How to Communicate With an Ombudsman
In addition to submitting op-eds, letters to the editor, opinion editorials or scheduling a meeting to request full editorial endorsement from a media outlet, letters can also be addressed directly to ombudsman for support. It’s an oft-overlooked channel of access, perhaps simply because the new guard of PR pros don’t know what ombudsmen actually do.
Ombudsmen take action on issues of accuracy, fairness, tone and balance submitted by newspaper readers or radio listeners. The public, private agencies, government agencies and other organizations may raise these issues regarding fairness of stories and policies or procedures of media outlets.

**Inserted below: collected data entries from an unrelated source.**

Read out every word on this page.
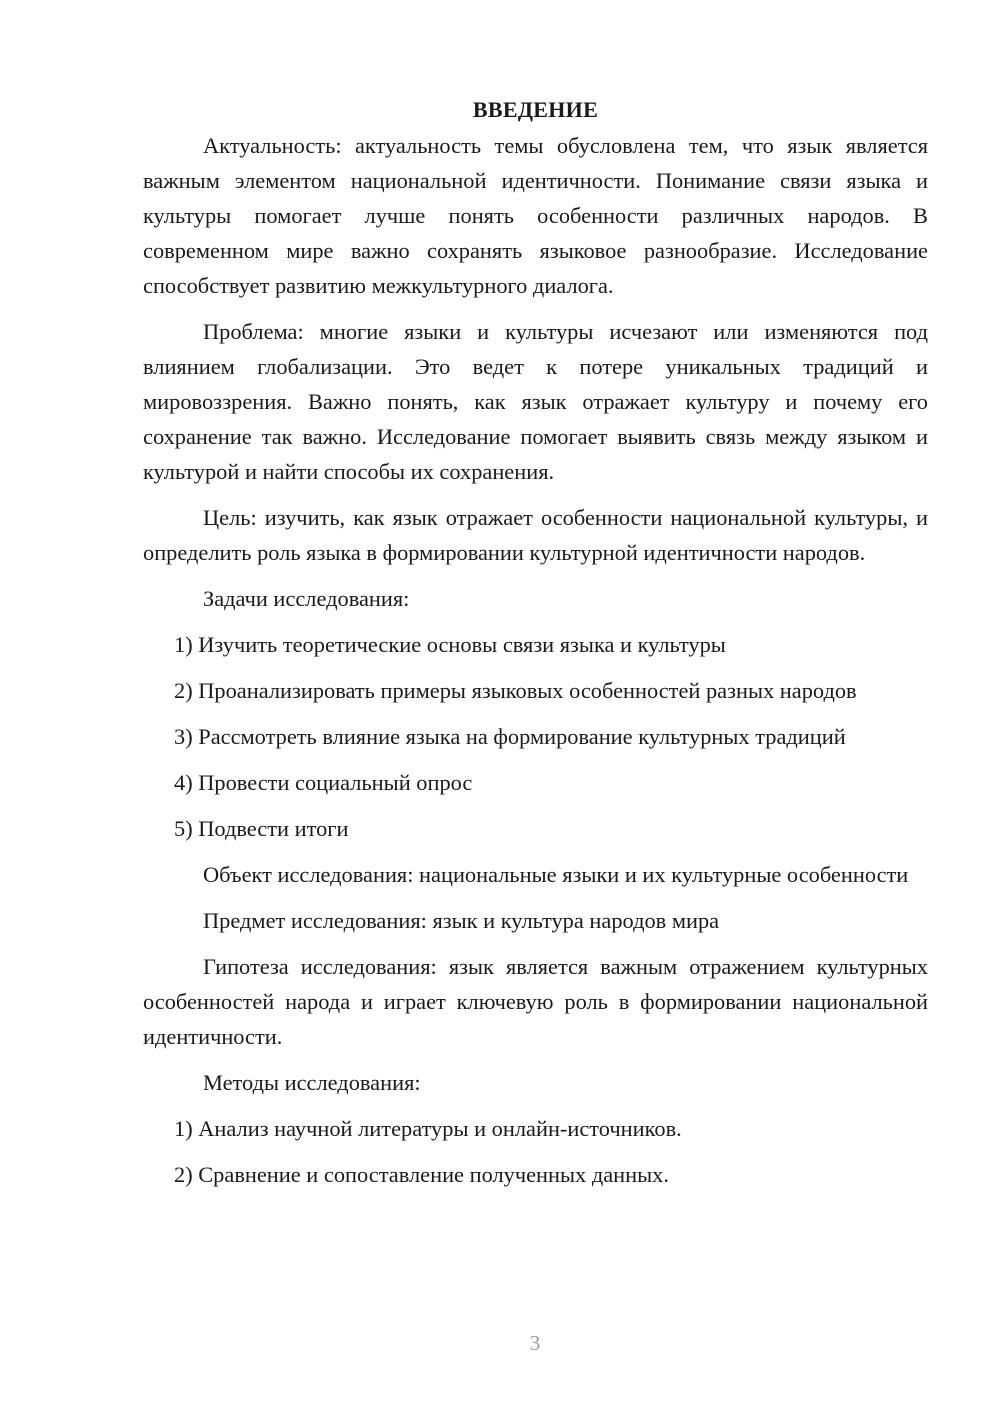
ВВЕДЕНИЕ

Актуальность: актуальность темы обусловлена тем, что язык является важным элементом национальной идентичности. Понимание связи языка и культуры помогает лучше понять особенности различных народов. В современном мире важно сохранять языковое разнообразие. Исследование способствует развитию межкультурного диалога.

Проблема: многие языки и культуры исчезают или изменяются под влиянием глобализации. Это ведет к потере уникальных традиций и мировоззрения. Важно понять, как язык отражает культуру и почему его сохранение так важно. Исследование помогает выявить связь между языком и культурой и найти способы их сохранения.

Цель: изучить, как язык отражает особенности национальной культуры, и определить роль языка в формировании культурной идентичности народов.

Задачи исследования:

1) Изучить теоретические основы связи языка и культуры

2) Проанализировать примеры языковых особенностей разных народов

3) Рассмотреть влияние языка на формирование культурных традиций

4) Провести социальный опрос

5) Подвести итоги

Объект исследования: национальные языки и их культурные особенности

Предмет исследования: язык и культура народов мира

Гипотеза исследования: язык является важным отражением культурных особенностей народа и играет ключевую роль в формировании национальной идентичности.

Методы исследования:

1) Анализ научной литературы и онлайн-источников.

2) Сравнение и сопоставление полученных данных.

3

While ombudsmen generally do not make direct decisions, they do make recommendations to editors and management. The ombudsman occupies a position of moral persuasion rather than one of absolute authority, and these positions are often published. This is a good way to reach community leaders who are more apt to read the editorials and op-eds.

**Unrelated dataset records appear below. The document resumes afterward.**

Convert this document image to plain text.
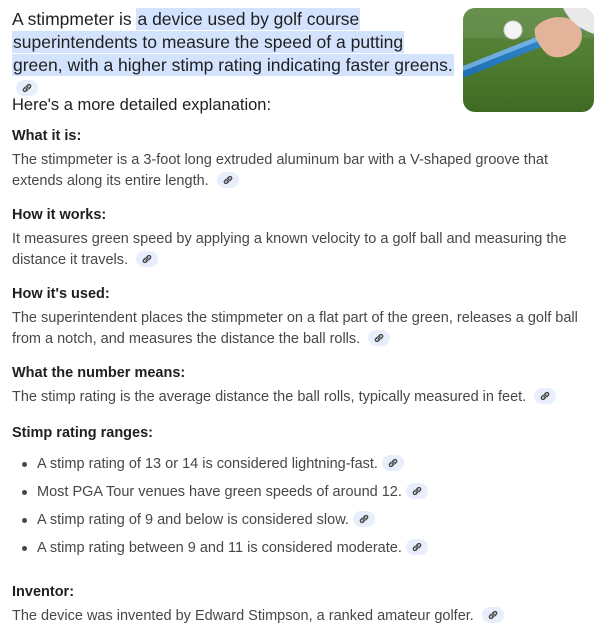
A stimpmeter is a device used by golf course superintendents to measure the speed of a putting green, with a higher stimp rating indicating faster greens.
Here's a more detailed explanation:
What it is:
The stimpmeter is a 3-foot long extruded aluminum bar with a V-shaped groove that extends along its entire length.
How it works:
It measures green speed by applying a known velocity to a golf ball and measuring the distance it travels.
How it's used:
The superintendent places the stimpmeter on a flat part of the green, releases a golf ball from a notch, and measures the distance the ball rolls.
What the number means:
The stimp rating is the average distance the ball rolls, typically measured in feet.
Stimp rating ranges:
A stimp rating of 13 or 14 is considered lightning-fast.
Most PGA Tour venues have green speeds of around 12.
A stimp rating of 9 and below is considered slow.
A stimp rating between 9 and 11 is considered moderate.
Inventor:
The device was invented by Edward Stimpson, a ranked amateur golfer.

Ombudsman also exist to protect fairness and, while there is no precise definition of fairness, their role in institutions involves:
• Providing a forum for the public and protecting their right to be heard.
• Providing access to an unbiased decision-maker.

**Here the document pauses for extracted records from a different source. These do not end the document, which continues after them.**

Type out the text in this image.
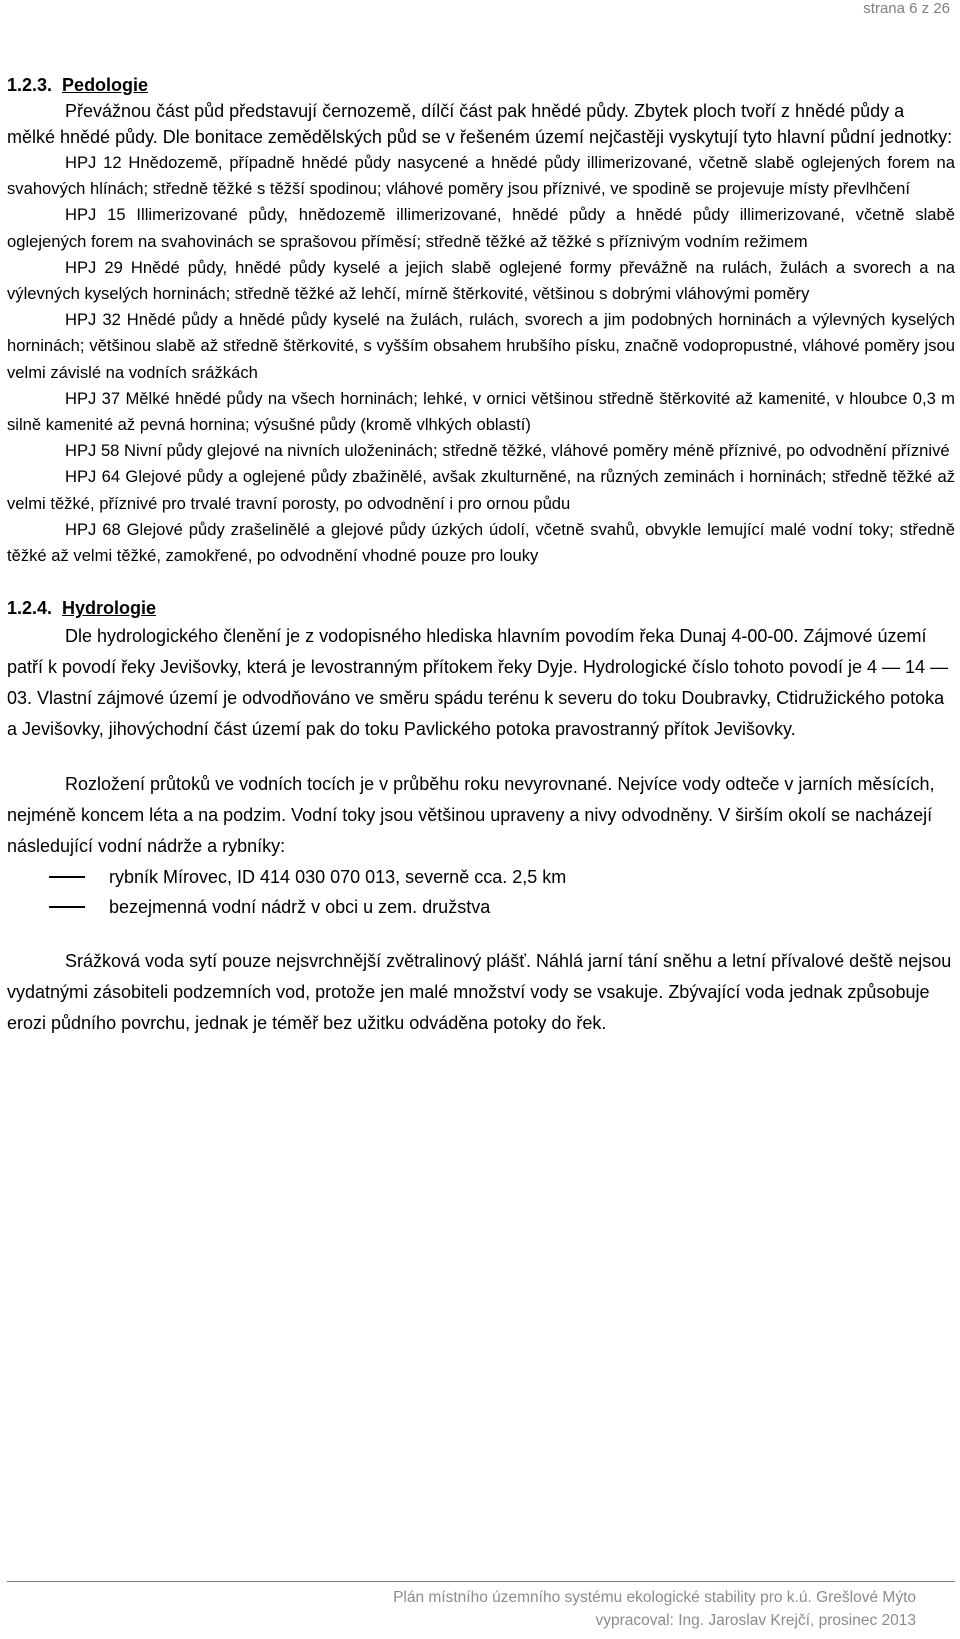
strana 6 z 26
1.2.3. Pedologie

Převážnou část půd představují černozemě, dílčí část pak hnědé půdy. Zbytek ploch tvoří z hnědé půdy a mělké hnědé půdy. Dle bonitace zemědělských půd se v řešeném území nejčastěji vyskytují tyto hlavní půdní jednotky:

HPJ 12 Hnědozemě, případně hnědé půdy nasycené a hnědé půdy illimerizované, včetně slabě oglejených forem na svahových hlínách; středně těžké s těžší spodinou; vláhové poměry jsou příznivé, ve spodině se projevuje místy převlhčení

HPJ 15 Illimerizované půdy, hnědozemě illimerizované, hnědé půdy a hnědé půdy illimerizované, včetně slabě oglejených forem na svahovinách se sprašovou příměsí; středně těžké až těžké s příznivým vodním režimem

HPJ 29 Hnědé půdy, hnědé půdy kyselé a jejich slabě oglejené formy převážně na rulách, žulách a svorech a na výlevných kyselých horninách; středně těžké až lehčí, mírně štěrkovité, většinou s dobrými vláhovými poměry

HPJ 32 Hnědé půdy a hnědé půdy kyselé na žulách, rulách, svorech a jim podobných horninách a výlevných kyselých horninách; většinou slabě až středně štěrkovité, s vyšším obsahem hrubšího písku, značně vodopropustné, vláhové poměry jsou velmi závislé na vodních srážkách

HPJ 37 Mělké hnědé půdy na všech horninách; lehké, v ornici většinou středně štěrkovité až kamenité, v hloubce 0,3 m silně kamenité až pevná hornina; výsušné půdy (kromě vlhkých oblastí)

HPJ 58 Nivní půdy glejové na nivních uloženinách; středně těžké, vláhové poměry méně příznivé, po odvodnění příznivé

HPJ 64 Glejové půdy a oglejené půdy zbažinělé, avšak zkulturněné, na různých zeminách i horninách; středně těžké až velmi těžké, příznivé pro trvalé travní porosty, po odvodnění i pro ornou půdu

HPJ 68 Glejové půdy zrašelinělé a glejové půdy úzkých údolí, včetně svahů, obvykle lemující malé vodní toky; středně těžké až velmi těžké, zamokřené, po odvodnění vhodné pouze pro louky

1.2.4. Hydrologie

Dle hydrologického členění je z vodopisného hlediska hlavním povodím řeka Dunaj 4-00-00. Zájmové území patří k povodí řeky Jevišovky, která je levostranným přítokem řeky Dyje. Hydrologické číslo tohoto povodí je 4 — 14 — 03. Vlastní zájmové území je odvodňováno ve směru spádu terénu k severu do toku Doubravky, Ctidružického potoka a Jevišovky, jihovýchodní část území pak do toku Pavlického potoka pravostranný přítok Jevišovky.

Rozložení průtoků ve vodních tocích je v průběhu roku nevyrovnané. Nejvíce vody odteče v jarních měsících, nejméně koncem léta a na podzim. Vodní toky jsou většinou upraveny a nivy odvodněny. V širším okolí se nacházejí následující vodní nádrže a rybníky:

rybník Mírovec, ID 414 030 070 013, severně cca. 2,5 km
bezejmenná vodní nádrž v obci u zem. družstva

Srážková voda sytí pouze nejsvrchnější zvětralinový plášť. Náhlá jarní tání sněhu a letní přívalové deště nejsou vydatnými zásobiteli podzemních vod, protože jen malé množství vody se vsakuje. Zbývající voda jednak způsobuje erozi půdního povrchu, jednak je téměř bez užitku odváděna potoky do řek.

Plán místního územního systému ekologické stability pro k.ú. Grešlové Mýto
vypracoval: Ing. Jaroslav Krejčí, prosinec 2013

• Serving as the media outlet’s safety valve to ensure that it acts fairly.
• Taking into account individual circumstances when decisions/determinations are made.
• Resolving issues when there is no specific policy or procedure in place. Ombudsmen know that it’s impossible to have a rule for all circumstances or to anticipate everything that might happen.
• Conducting discussions and making recommendations in private without any publicity.
• Promoting the establishment of complaint and review mechanisms within the media outlet that build upon a framework for consistent application of fairness standards.
• Being accessible and willing to act quickly and efficiently to resolve current issues.
• Reviewing the code of conduct, the copyright and quote policy and advertiser relations policies, guidelines and processes for fairness, etc., and updating these documents appropriately.
• Publishing articles and operating a dedicated Web site related to fairness and accuracy to make the public more aware of the ethics standards that have been established and that continue to mature.
• Working with media outlet management across all of its offices to ensure a culture of responsiveness and compliance throughout the company.
COMMUNICATING WITH OMBUDSMEN
Keep in mind that ombudsmen will put themselves in the complainant’s position. They shouldn’t necessarily advocate on the complainant’s behalf, but they will think in terms of how the particular experience must have “felt” or “was dealt with” by the person. So, when communicating with an ombudsman, be clear about the human and social consequences of the matter you want to discuss.
For example, if someone said to an ombudsman, “I didn’t like the third paragraph of a story about the plan for the new bridge,” or simply, “I don’t think we should build the bridge,” typically the ombudsman would say, “I’m sorry, but we can’t help you.”
On the other hand, if this person said, “I noticed the proposed site of the new bridge will require the removal of the old bank building, which would take away some of the character of that part of our city,” there would be a critical distinction.
In conclusion, communications professionals should remember that the support or the airing of a special perspective from the ombudsman can expand the reach of an issue.